Writing test cases before writing the code is generally considered an optimal practice in modern programming. Writing tests first not only speeds up the development phases, but also improves the structure of the workflow. By setting clear and measurable goals from the beginning, it is harder to introduce conceptual defects in the design of the single components, and also forces a clearer separation among the modules. More specifically, an embedded developer has less possibility to verify the correct behavior of the system through direct interaction, thus test-driven development (TDD) is the preferred approach for the verification of the single components as well as the functional behavior of the entire system, as long as the expected results can be directly measurable from the host system.

However, it must be considered that testing often introduces dependencies on specific hardware, and sometimes the output of an embedded system can only be validated through specific hardware tools, or in a very unique and peculiar usage scenario. In all these cases, the usual TDD paradigm is less applicable, and the project can instead benefit from a modular design, to give the possibility to test as many components as possible in a synthetic environment, such as emulators or unit test platforms.

Writing tests often involves programming the host so that it can retrieve information about the running target while the embedded software is executing, or alongside an ongoing debugging session, while the target executes in between breakpoints. The target can be configured to provide immediate output through a communication interface, such as a UART-based serial port, which can in turn be parsed by the host. It is usually more convenient to write test tools on the host using a higher-level interpreted programming language, to better organize the test cases and easily integrate the parsing of test results using regular expressions. Python, Perl, Ruby, and other languages with similar characteristics, are often a good fit for this purpose, also thanks to the availability of libraries and components designed for collecting and analyzing test results and interacting with continuous integration engines. A good organization of the test and verification infrastructure contributes more than everything else to the stability of the project, because regressions can be detected at the right time only if all the existing tests are repeated at every modification.

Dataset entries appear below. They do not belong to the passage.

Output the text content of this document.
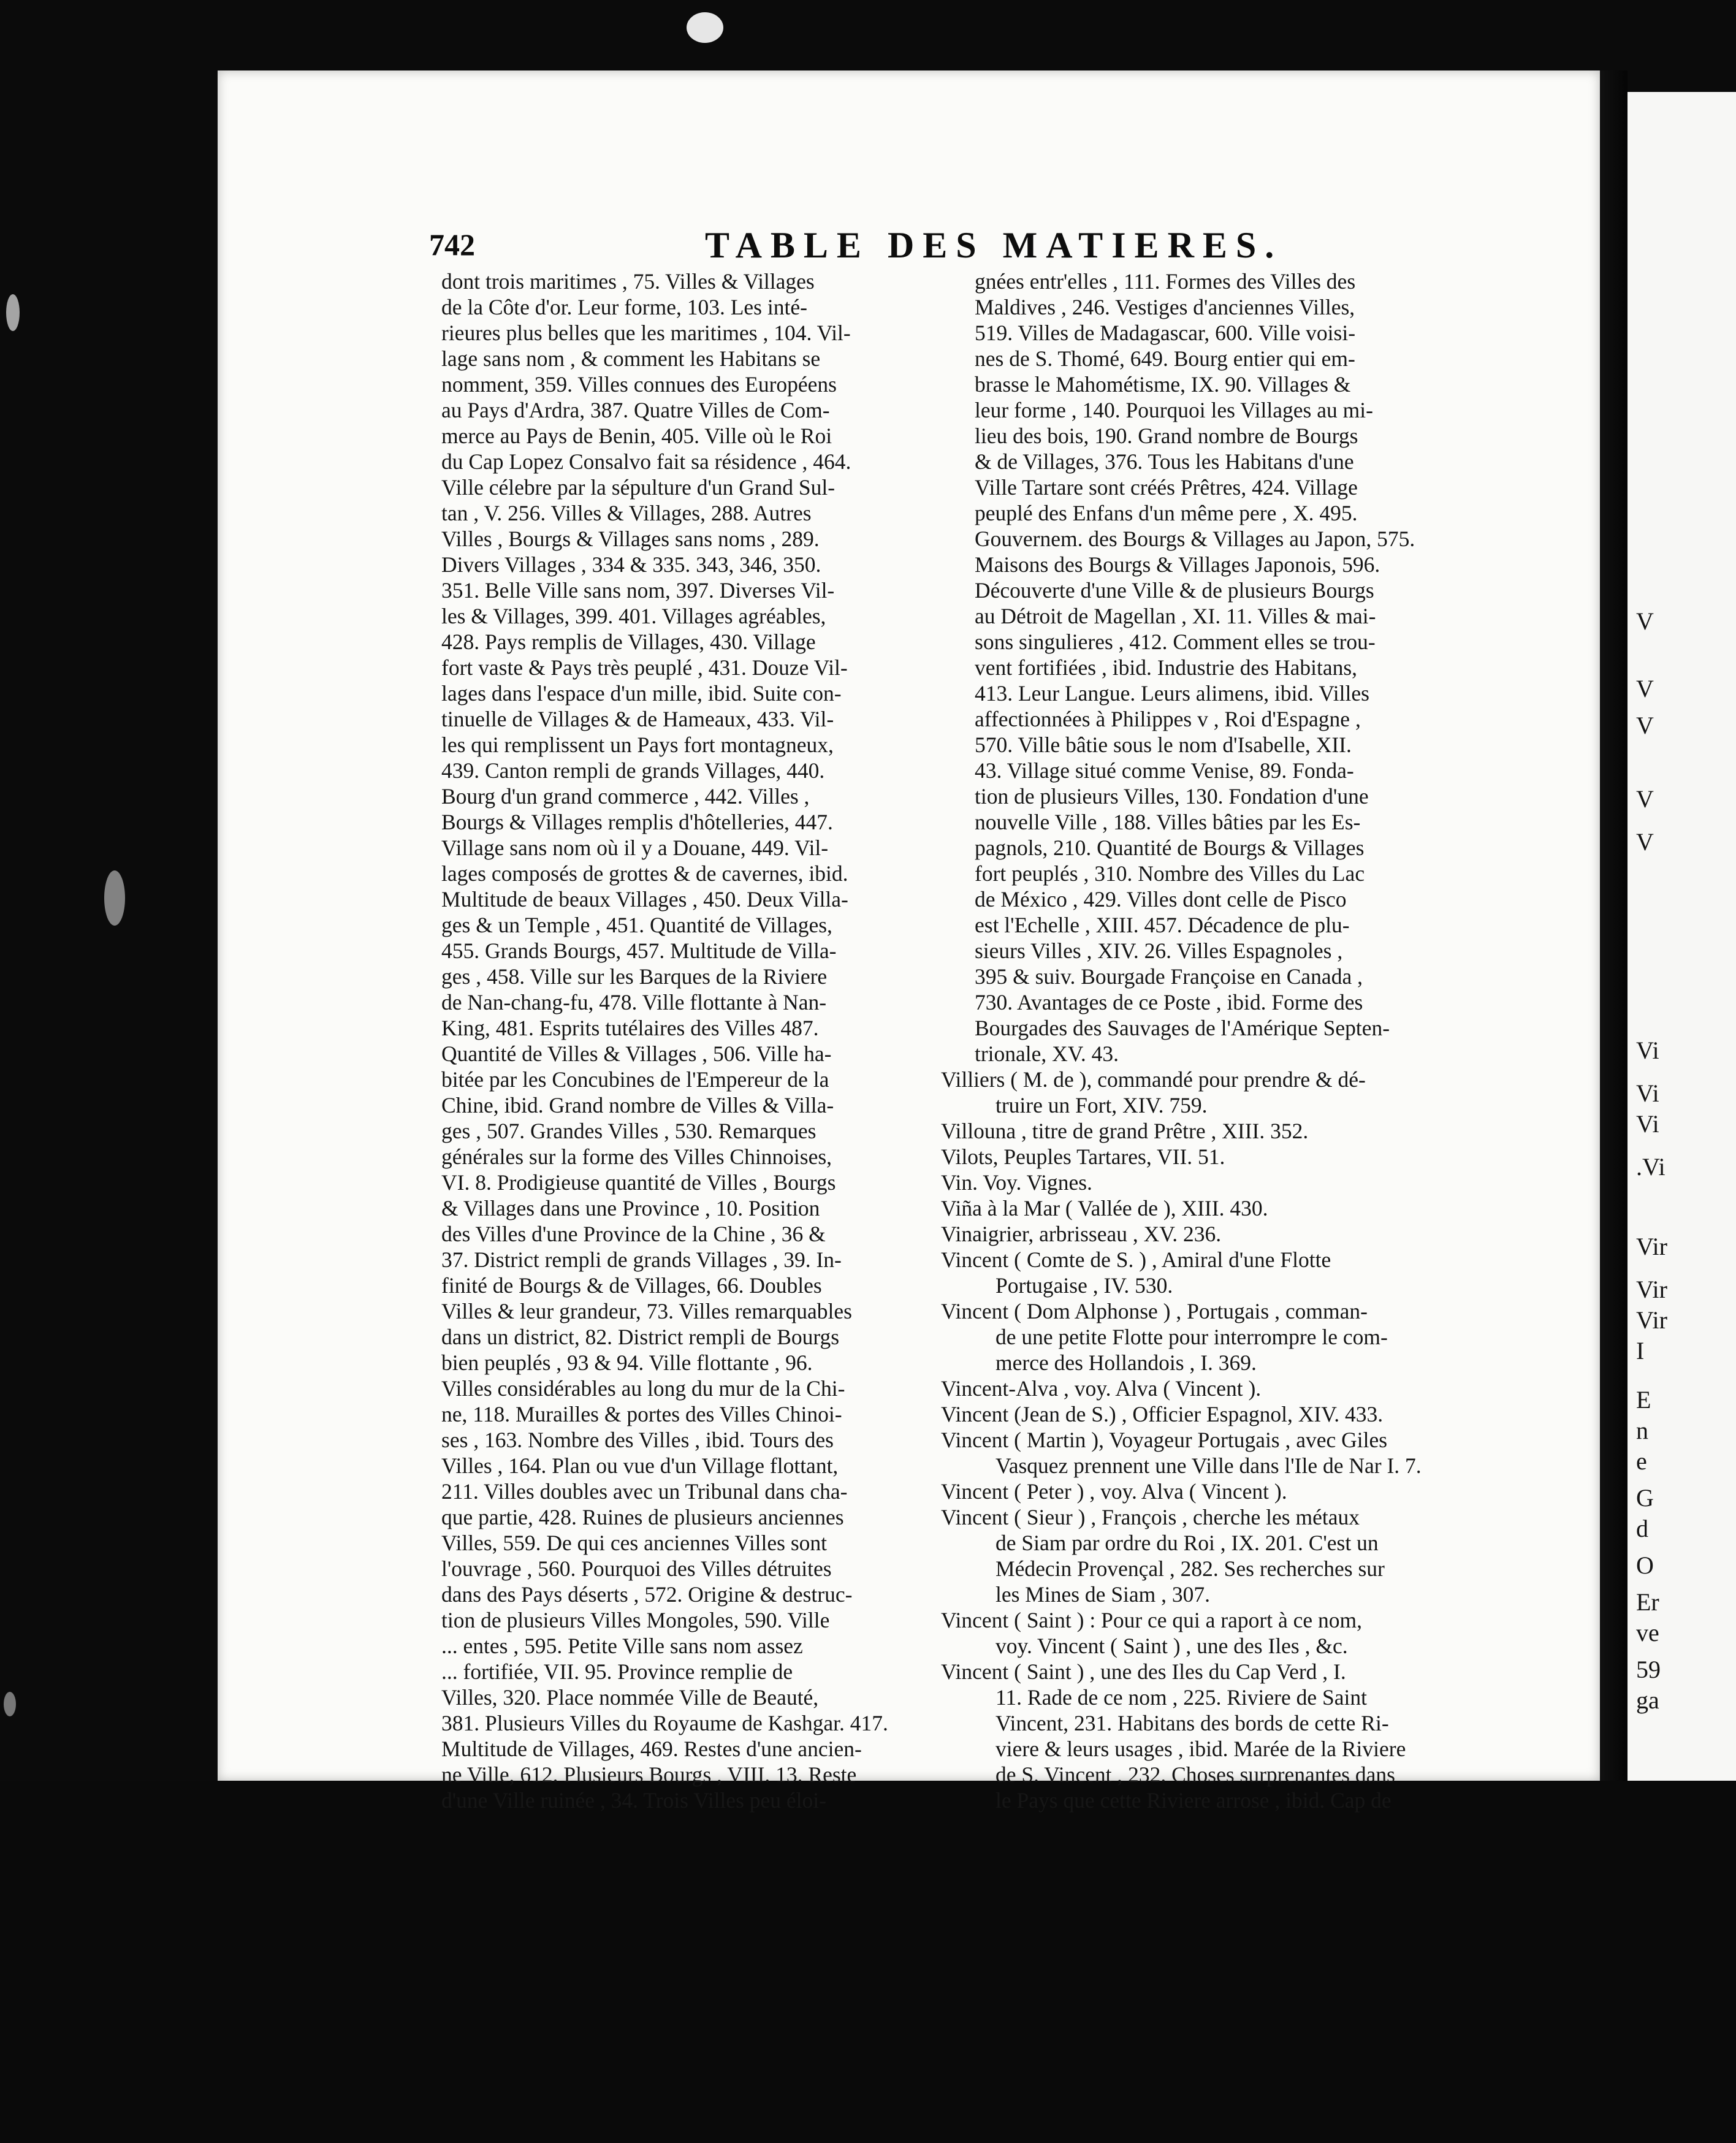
V
V
V
V
V
Vi
Vi
Vi
.Vi
Vir
Vir
Vir
I
E
n
e
G
d
O
Er
ve
59
ga
742	TABLE DES MATIERES.
dont trois maritimes , 75. Villes & Villages
de la Côte d'or. Leur forme, 103. Les inté-
rieures plus belles que les maritimes , 104. Vil-
lage sans nom , & comment les Habitans se
nomment, 359. Villes connues des Européens
au Pays d'Ardra, 387. Quatre Villes de Com-
merce au Pays de Benin, 405. Ville où le Roi
du Cap Lopez Consalvo fait sa résidence , 464.
Ville célebre par la sépulture d'un Grand Sul-
tan , V. 256. Villes & Villages, 288. Autres
Villes , Bourgs & Villages sans noms , 289.
Divers Villages , 334 & 335. 343, 346, 350.
351. Belle Ville sans nom, 397. Diverses Vil-
les & Villages, 399. 401. Villages agréables,
428. Pays remplis de Villages, 430. Village
fort vaste & Pays très peuplé , 431. Douze Vil-
lages dans l'espace d'un mille, ibid. Suite con-
tinuelle de Villages & de Hameaux, 433. Vil-
les qui remplissent un Pays fort montagneux,
439. Canton rempli de grands Villages, 440.
Bourg d'un grand commerce , 442. Villes ,
Bourgs & Villages remplis d'hôtelleries, 447.
Village sans nom où il y a Douane, 449. Vil-
lages composés de grottes & de cavernes, ibid.
Multitude de beaux Villages , 450. Deux Villa-
ges & un Temple , 451. Quantité de Villages,
455. Grands Bourgs, 457. Multitude de Villa-
ges , 458. Ville sur les Barques de la Riviere
de Nan-chang-fu, 478. Ville flottante à Nan-
King, 481. Esprits tutélaires des Villes 487.
Quantité de Villes & Villages , 506. Ville ha-
bitée par les Concubines de l'Empereur de la
Chine, ibid. Grand nombre de Villes & Villa-
ges , 507. Grandes Villes , 530. Remarques
générales sur la forme des Villes Chinnoises,
VI. 8. Prodigieuse quantité de Villes , Bourgs
& Villages dans une Province , 10. Position
des Villes d'une Province de la Chine , 36 &
37. District rempli de grands Villages , 39. In-
finité de Bourgs & de Villages, 66. Doubles
Villes & leur grandeur, 73. Villes remarquables
dans un district, 82. District rempli de Bourgs
bien peuplés , 93 & 94. Ville flottante , 96.
Villes considérables au long du mur de la Chi-
ne, 118. Murailles & portes des Villes Chinoi-
ses , 163. Nombre des Villes , ibid. Tours des
Villes , 164. Plan ou vue d'un Village flottant,
211. Villes doubles avec un Tribunal dans cha-
que partie, 428. Ruines de plusieurs anciennes
Villes, 559. De qui ces anciennes Villes sont
l'ouvrage , 560. Pourquoi des Villes détruites
dans des Pays déserts , 572. Origine & destruc-
tion de plusieurs Villes Mongoles, 590. Ville
... entes , 595. Petite Ville sans nom assez
... fortifiée, VII. 95. Province remplie de
Villes, 320. Place nommée Ville de Beauté,
381. Plusieurs Villes du Royaume de Kashgar. 417.
Multitude de Villages, 469. Restes d'une ancien-
ne Ville, 612. Plusieurs Bourgs , VIII. 13. Reste
d'une Ville ruinée , 34. Trois Villes peu éloi-
gnées entr'elles , 111. Formes des Villes des
Maldives , 246. Vestiges d'anciennes Villes,
519. Villes de Madagascar, 600. Ville voisi-
nes de S. Thomé, 649. Bourg entier qui em-
brasse le Mahométisme, IX. 90. Villages &
leur forme , 140. Pourquoi les Villages au mi-
lieu des bois, 190. Grand nombre de Bourgs
& de Villages, 376. Tous les Habitans d'une
Ville Tartare sont créés Prêtres, 424. Village
peuplé des Enfans d'un même pere , X. 495.
Gouvernem. des Bourgs & Villages au Japon, 575.
Maisons des Bourgs & Villages Japonois, 596.
Découverte d'une Ville & de plusieurs Bourgs
au Détroit de Magellan , XI. 11. Villes & mai-
sons singulieres , 412. Comment elles se trou-
vent fortifiées , ibid. Industrie des Habitans,
413. Leur Langue. Leurs alimens, ibid. Villes
affectionnées à Philippes v , Roi d'Espagne ,
570. Ville bâtie sous le nom d'Isabelle, XII.
43. Village situé comme Venise, 89. Fonda-
tion de plusieurs Villes, 130. Fondation d'une
nouvelle Ville , 188. Villes bâties par les Es-
pagnols, 210. Quantité de Bourgs & Villages
fort peuplés , 310. Nombre des Villes du Lac
de México , 429. Villes dont celle de Pisco
est l'Echelle , XIII. 457. Décadence de plu-
sieurs Villes , XIV. 26. Villes Espagnoles ,
395 & suiv. Bourgade Françoise en Canada ,
730. Avantages de ce Poste , ibid. Forme des
Bourgades des Sauvages de l'Amérique Septen-
trionale, XV. 43.
Villiers ( M. de ), commandé pour prendre & dé-
truire un Fort, XIV. 759.
Villouna , titre de grand Prêtre , XIII. 352.
Vilots, Peuples Tartares, VII. 51.
Vin. Voy. Vignes.
Viña à la Mar ( Vallée de ), XIII. 430.
Vinaigrier, arbrisseau , XV. 236.
Vincent ( Comte de S. ) , Amiral d'une Flotte
Portugaise , IV. 530.
Vincent ( Dom Alphonse ) , Portugais , comman-
de une petite Flotte pour interrompre le com-
merce des Hollandois , I. 369.
Vincent-Alva , voy. Alva ( Vincent ).
Vincent (Jean de S.) , Officier Espagnol, XIV. 433.
Vincent ( Martin ), Voyageur Portugais , avec Giles
Vasquez prennent une Ville dans l'Ile de Nar I. 7.
Vincent ( Peter ) , voy. Alva ( Vincent ).
Vincent ( Sieur ) , François , cherche les métaux
de Siam par ordre du Roi , IX. 201. C'est un
Médecin Provençal , 282. Ses recherches sur
les Mines de Siam , 307.
Vincent ( Saint ) : Pour ce qui a raport à ce nom,
voy. Vincent ( Saint ) , une des Iles , &c.
Vincent ( Saint ) , une des Iles du Cap Verd , I.
11. Rade de ce nom , 225. Riviere de Saint
Vincent, 231. Habitans des bords de cette Ri-
viere & leurs usages , ibid. Marée de la Riviere
de S. Vincent , 232. Choses surprenantes dans
le Pays que cette Riviere arrose , ibid. Cap de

Constantly running all the test cases while the development is ongoing not only improves the efficiency of detecting undesired effects as early as possible, but helps keep the development goals visible at all times, by directly measuring the number of failures, and makes the refactoring of components more affordable at any stage in the project lifetime.

Efficiency is the key, because embedded programming is an iterative process with a number of steps being repeated over and over, and the approach required from the developers is much more predictive than reactive.